In the case of more than 2 dimensions, would we still be using
.mean() to decide greatest descent?
For the first question. You have that the partial derivative of the difference between label and output of the model wrt
b is 2*(y_pred-y), or equivalently 2*(b + a x - y). If you take the partial derivative wrt
a, you get 2* x*(b + a x - y), which is indeed x * dy/db.
Re 2: How is # of samples relevant at all here ? Why is it coming into picture?

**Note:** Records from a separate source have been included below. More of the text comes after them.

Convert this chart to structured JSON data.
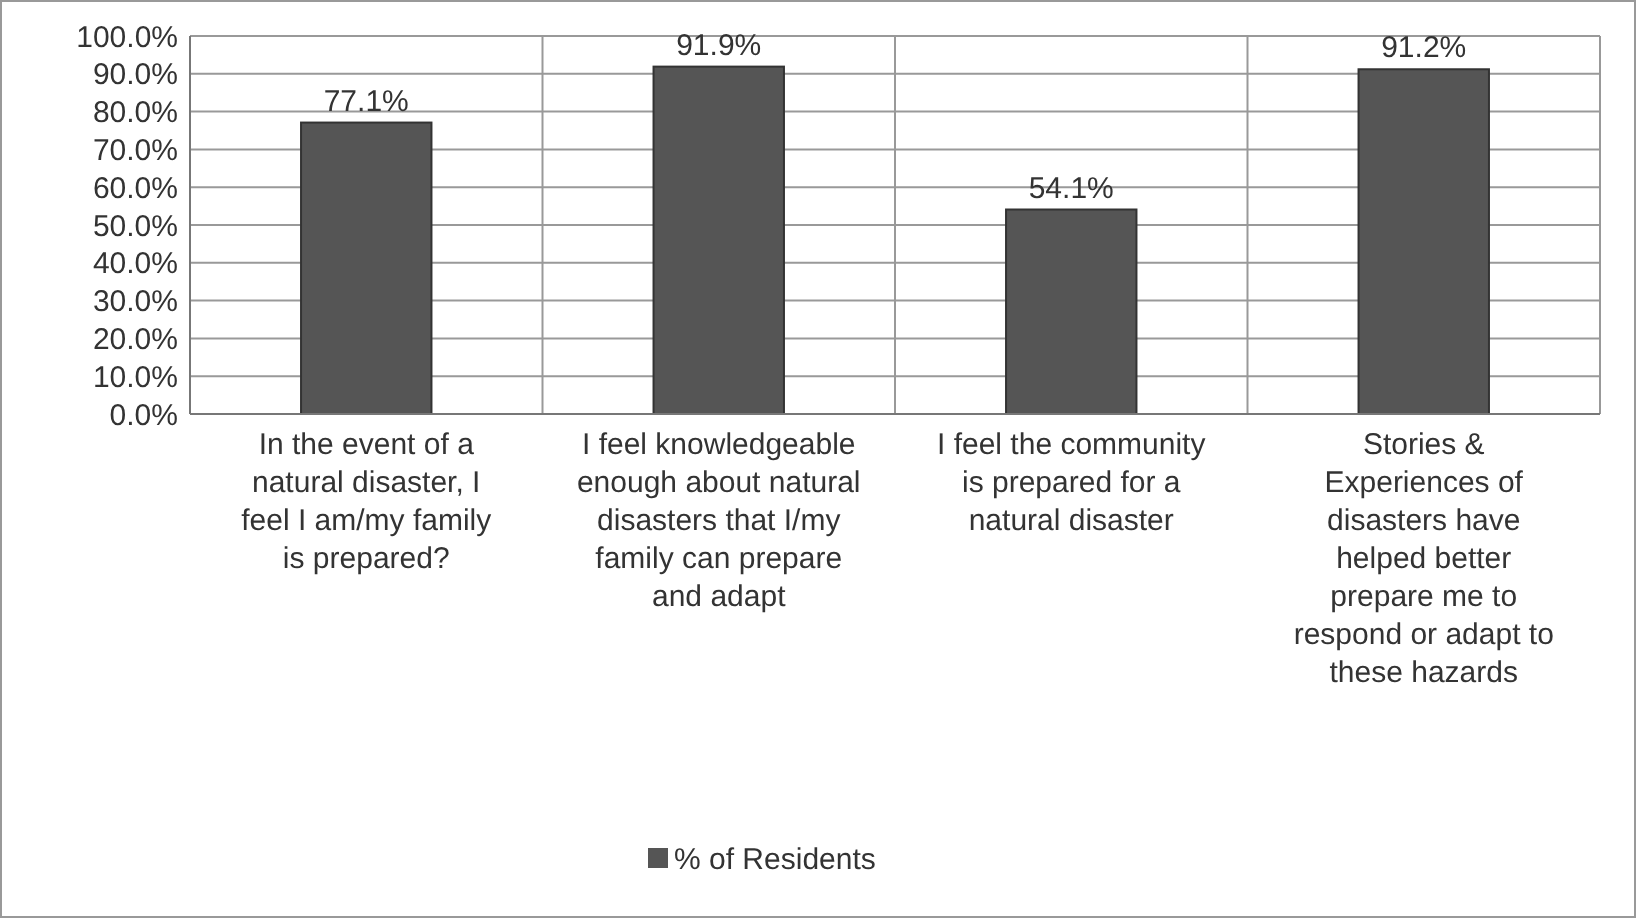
{
  "chart_data": {
    "type": "bar",
    "categories": [
      "In the event of a natural disaster, I feel I am/my family is prepared?",
      "I feel knowledgeable enough about natural disasters that I/my family can prepare and adapt",
      "I feel the community is prepared for a natural disaster",
      "Stories & Experiences of disasters have helped better prepare me to respond or adapt to these hazards"
    ],
    "series": [
      {
        "name": "% of Residents",
        "color": "#555555",
        "values": [
          77.1,
          91.9,
          54.1,
          91.2
        ]
      }
    ],
    "value_labels": [
      "77.1%",
      "91.9%",
      "54.1%",
      "91.2%"
    ],
    "ylim": [
      0,
      100
    ],
    "yticks": [
      {
        "value": 0,
        "label": "0.0%"
      },
      {
        "value": 10,
        "label": "10.0%"
      },
      {
        "value": 20,
        "label": "20.0%"
      },
      {
        "value": 30,
        "label": "30.0%"
      },
      {
        "value": 40,
        "label": "40.0%"
      },
      {
        "value": 50,
        "label": "50.0%"
      },
      {
        "value": 60,
        "label": "60.0%"
      },
      {
        "value": 70,
        "label": "70.0%"
      },
      {
        "value": 80,
        "label": "80.0%"
      },
      {
        "value": 90,
        "label": "90.0%"
      },
      {
        "value": 100,
        "label": "100.0%"
      }
    ],
    "grid": true,
    "legend": "bottom"
  }
}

1/n_samples is there to replicate the results of the lesson (I assume the loss function is more Mean Squared Error than Sum of Squared Error then). And the
n_sample sized vector in the dydb is to get the correct shape of biases (if you look closely in the
lin() function, even if
b is an integer, it is summed to all 30
a*x values, it is called broadcasting)
Thanks for update and quick reply. I’ll be sure to keep an eye on this thread. Looking for the same info.